There will be a “train wreck” of a couple of hundred Internet VCs who started out two to three years ago, but those funds account for only 10 percent of the total venture capital under management…The failure of B2Cs and B2Bs ultimately means that VCs will have to go back to basics, spending more time on deals and being satisfied with historical rates of return.
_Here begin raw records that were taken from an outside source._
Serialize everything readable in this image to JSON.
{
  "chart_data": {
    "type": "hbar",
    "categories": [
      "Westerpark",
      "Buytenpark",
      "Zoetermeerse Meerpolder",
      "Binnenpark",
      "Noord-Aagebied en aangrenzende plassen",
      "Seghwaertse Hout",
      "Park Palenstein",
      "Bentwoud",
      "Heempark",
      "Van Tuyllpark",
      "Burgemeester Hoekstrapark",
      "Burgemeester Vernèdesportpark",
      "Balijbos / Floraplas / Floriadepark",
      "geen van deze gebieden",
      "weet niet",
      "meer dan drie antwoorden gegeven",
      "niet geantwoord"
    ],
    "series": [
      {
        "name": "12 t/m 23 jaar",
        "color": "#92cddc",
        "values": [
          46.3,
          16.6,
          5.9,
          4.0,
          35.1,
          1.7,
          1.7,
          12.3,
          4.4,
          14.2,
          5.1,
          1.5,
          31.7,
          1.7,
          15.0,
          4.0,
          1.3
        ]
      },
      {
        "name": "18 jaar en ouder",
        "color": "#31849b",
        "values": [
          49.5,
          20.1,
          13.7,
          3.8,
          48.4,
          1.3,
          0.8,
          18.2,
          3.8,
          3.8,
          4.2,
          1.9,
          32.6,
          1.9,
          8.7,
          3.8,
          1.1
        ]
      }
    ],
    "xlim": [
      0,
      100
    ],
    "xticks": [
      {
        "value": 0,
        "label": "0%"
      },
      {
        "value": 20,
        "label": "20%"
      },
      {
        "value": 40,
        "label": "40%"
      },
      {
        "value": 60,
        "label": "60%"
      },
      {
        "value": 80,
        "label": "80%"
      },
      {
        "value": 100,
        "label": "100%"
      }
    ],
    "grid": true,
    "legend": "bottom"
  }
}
This is where I what I see happening over the next few years. Yes, as has been iterated many times on this site, especially by yours truly, the marketplace was saturated. Yes, people are waking up. And most definitely yes, there were some very stupid ideas out there, though one good comment in the story is that many had good ideas that would have been a lot better becoming part of another business instead of being a stand-alone. Also, I may be wrong, so please correct me if so, but didn’t businesses in the “old days” (ie 10-15 years ago) have to make a go of it a bit more on their own, using personal funds and bank loans, both of which cost them more? On reflecting on that, I suppose many of these companies do, then sell out right away, but were VCs around then, and did they act the same way they do now? These aren’t questions of scorn, moreso RFCs.

Mike (profile) says:

Re: True in some respects

There were VCs around, but it was a very different business. There were much fewer VCs, and they tended to have a different reputation (that is, they weren’t the “rock stars” they are now). It was basically a small club. They didn’t do much to promote themselves at all, and in many ways were looked down upon. They did fund companies, but generally capital intensive companies like semiconductor companies that needed to setup fabs and stuff. The expectation was for returns in the 20 to 40% range, and that a large majority of your investments would fail. They didn’t expect to flip their companies nearly as quickly, either.

Ed says:

VCs wont be hurting

The VCs are not going to be the ones left holding the bag. They funded a bunch of B2C startups, they went public, the VCs flipped enough of their holdings to make a killing while the stock was artifically high, and now the only people who are going to suffer are all the investors who bought into these companies soon after they went public.

Ok, the VCs will probably feel a little hurt on the companies they still have in their portfolio that they can’t take public any more because of lacking minor details like a sane business plan or profits, but that’s minor.